Она провожала их всегда и повсюду. Она знала каждого из их родственников, московских и иногородних. Она с ними всегда заговаривала, когда они приходили, приезжали, и они ей с удовольствием что-нибудь отвечали. Она присутствовала при всех их семейных событиях. Но не как-нибудь там нарочито присутствовала, об этом не могло быть и речи, она имела своё достоинство, свой особый, ей одной присущий такт. И ко­гда у них собиралось его мальчишеское «деньрождение», приходили гости, Нина Георгиевна пекла пироги, вся квартира ходила ходуном от этого события (особенно он сам), она не входила в разгар торжества в комнату с накрытым сто­лом и сидящими за ним впритирку раскрасневшимися гостями, половина которых теснилась на ее незаменимой широченной доске, которую они всегда брали у нее, клали меж двух табуреток и усаживали столько человек, сколько приходило, — которые бы удивились несколько в этом случае: что это за гость ещё прибавляется новый, вроде бы нам не очень знакомый? Откуда он? Почему он — гость?
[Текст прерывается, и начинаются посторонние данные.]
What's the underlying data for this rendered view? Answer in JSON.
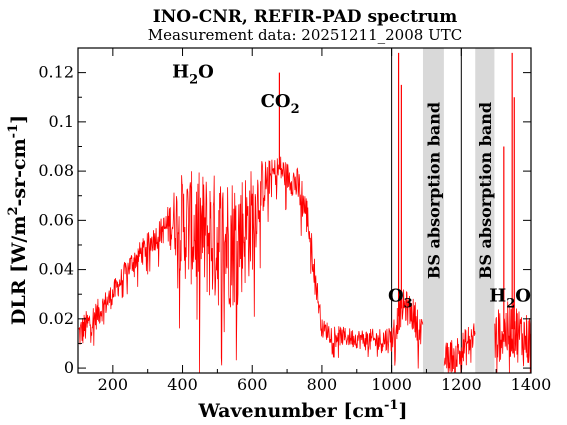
{
  "chart_data": {
    "type": "line",
    "title": "INO-CNR, REFIR-PAD spectrum",
    "subtitle": "Measurement data: 20251211_2008 UTC",
    "xlabel": {
      "main": "Wavenumber [cm",
      "sup": "-1",
      "tail": "]"
    },
    "ylabel": {
      "p1": "DLR [W/m",
      "sup1": "2",
      "p2": "-sr-cm",
      "sup2": "-1",
      "p3": "]"
    },
    "xlim": [
      100,
      1400
    ],
    "ylim": [
      -0.002,
      0.13
    ],
    "xticks": [
      200,
      400,
      600,
      800,
      1000,
      1200,
      1400
    ],
    "yticks": [
      0,
      0.02,
      0.04,
      0.06,
      0.08,
      0.1,
      0.12
    ],
    "ytick_labels": [
      "0",
      "0.02",
      "0.04",
      "0.06",
      "0.08",
      "0.1",
      "0.12"
    ],
    "grid": {
      "vertical_lines_at": [
        1000,
        1200
      ]
    },
    "series_color": "#ff0000",
    "band_color": "#d9d9d9",
    "bands": [
      {
        "x_range": [
          1090,
          1150
        ],
        "label": "BS absorption band"
      },
      {
        "x_range": [
          1240,
          1295
        ],
        "label": "BS absorption band"
      }
    ],
    "annotations": [
      {
        "main": "H",
        "sub": "2",
        "tail": "O",
        "x": 430,
        "y": 0.118
      },
      {
        "main": "CO",
        "sub": "2",
        "tail": "",
        "x": 680,
        "y": 0.106
      },
      {
        "main": "O",
        "sub": "3",
        "tail": "",
        "x": 1025,
        "y": 0.027
      },
      {
        "main": "H",
        "sub": "2",
        "tail": "O",
        "x": 1340,
        "y": 0.027
      }
    ],
    "series": [
      {
        "x": [
          105,
          150,
          200,
          250,
          300,
          350,
          380,
          400,
          450,
          500,
          550,
          600,
          620,
          640,
          660,
          680,
          700,
          720,
          740,
          760,
          780,
          800,
          850,
          900,
          950,
          1000,
          1010,
          1020,
          1030,
          1040,
          1060,
          1080,
          1090,
          1150,
          1170,
          1190,
          1210,
          1230,
          1240,
          1295,
          1310,
          1330,
          1350,
          1370,
          1400
        ],
        "y": [
          0.014,
          0.021,
          0.03,
          0.042,
          0.05,
          0.057,
          0.06,
          0.058,
          0.055,
          0.052,
          0.052,
          0.06,
          0.071,
          0.076,
          0.079,
          0.081,
          0.078,
          0.076,
          0.071,
          0.06,
          0.038,
          0.016,
          0.013,
          0.012,
          0.011,
          0.012,
          0.016,
          0.021,
          0.025,
          0.025,
          0.022,
          0.017,
          0.01,
          0.004,
          0.005,
          0.006,
          0.008,
          0.012,
          0.014,
          0.012,
          0.014,
          0.015,
          0.016,
          0.013,
          0.011
        ],
        "noise_amp": [
          0.007,
          0.006,
          0.005,
          0.005,
          0.005,
          0.006,
          0.015,
          0.022,
          0.025,
          0.028,
          0.028,
          0.022,
          0.014,
          0.009,
          0.006,
          0.006,
          0.006,
          0.007,
          0.009,
          0.008,
          0.006,
          0.004,
          0.004,
          0.004,
          0.005,
          0.006,
          0.007,
          0.007,
          0.007,
          0.007,
          0.007,
          0.008,
          0.008,
          0.006,
          0.007,
          0.008,
          0.008,
          0.008,
          0.008,
          0.01,
          0.011,
          0.012,
          0.012,
          0.012,
          0.012
        ],
        "spikes": [
          {
            "x": 678,
            "y": 0.12
          },
          {
            "x": 1020,
            "y": 0.128
          },
          {
            "x": 1028,
            "y": 0.115
          },
          {
            "x": 1346,
            "y": 0.128
          },
          {
            "x": 1352,
            "y": 0.11
          },
          {
            "x": 1322,
            "y": 0.09
          }
        ]
      }
    ]
  }
}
Ведь он — соседка?.. Но она могла, когда он нетерпеливо бежит по коридору по каким-нибудь заботам этого шумного дня, с досадой провожая каждую тягостную секунду отсутствия своего за их раскалённым столом, вдобавок тихонько остановить его здесь и вдруг не замечание какое-нибудь сделать о том, как надо газ выключать, и не попросить что-нибудь пренеприятное срочное сделать (вынести мусорное ведро), а вручить вдруг свёрток с подарком — белой рубашкой, и, поздравив и чуть ли не со слезой поцеловав, а то и не поцеловав — смотря какие у них к тому дню накопились отношения, — но всё равно подарив, раз такое дело — и всё равно это было всегда неожиданным на фоне их обычной квартирной жизни, — могла тут же после этого уйти из дома по каким-то своим якобы необходимостям, а на самом деле чтобы просто не было этого вопроса: приглашена она в гости или нет, приглашать им её или нет — ушла и нет её. Но об этом он уже не думал, снова вернувшись в шумное своё веселье, на полную эту густую горячую умопомрачи­тельную свободу — хотя и с чем-то смутно чувствуемым где-то в душе, с чем-то оставшимся в ней: радостно-странным, печальным, с какой-то крошечкой грусти-вины, может быть…

Он ещё не знал тогда, конечно, в день своего пятнадцатилетия, какую роль сыграет в его судьбе эта рубашка. Не знал, что они с Ниной Георгиевной найдут ее еще через пятнадцать лет, когда мама его станет ходить в церковь – в ту же, в которую ходила всегда Николавна, – и она уговорит сына, наконец, пойти окреститься, когда и Николавны уже не будет, а рубашка её будет ждать — и дождется.

И он вдруг вспомнит потом,  ещё  через  годы: от кого она, как появилась, когда. И снова поразится премудрости Божьего мiра, в котором всё, всё, всё правильно — стоит   только  отойти подальше и увидеть снова, как в детстве, что в нём ничего, ничего, ничего нет, кроме любви, — и ничего никому из нас больше не надо.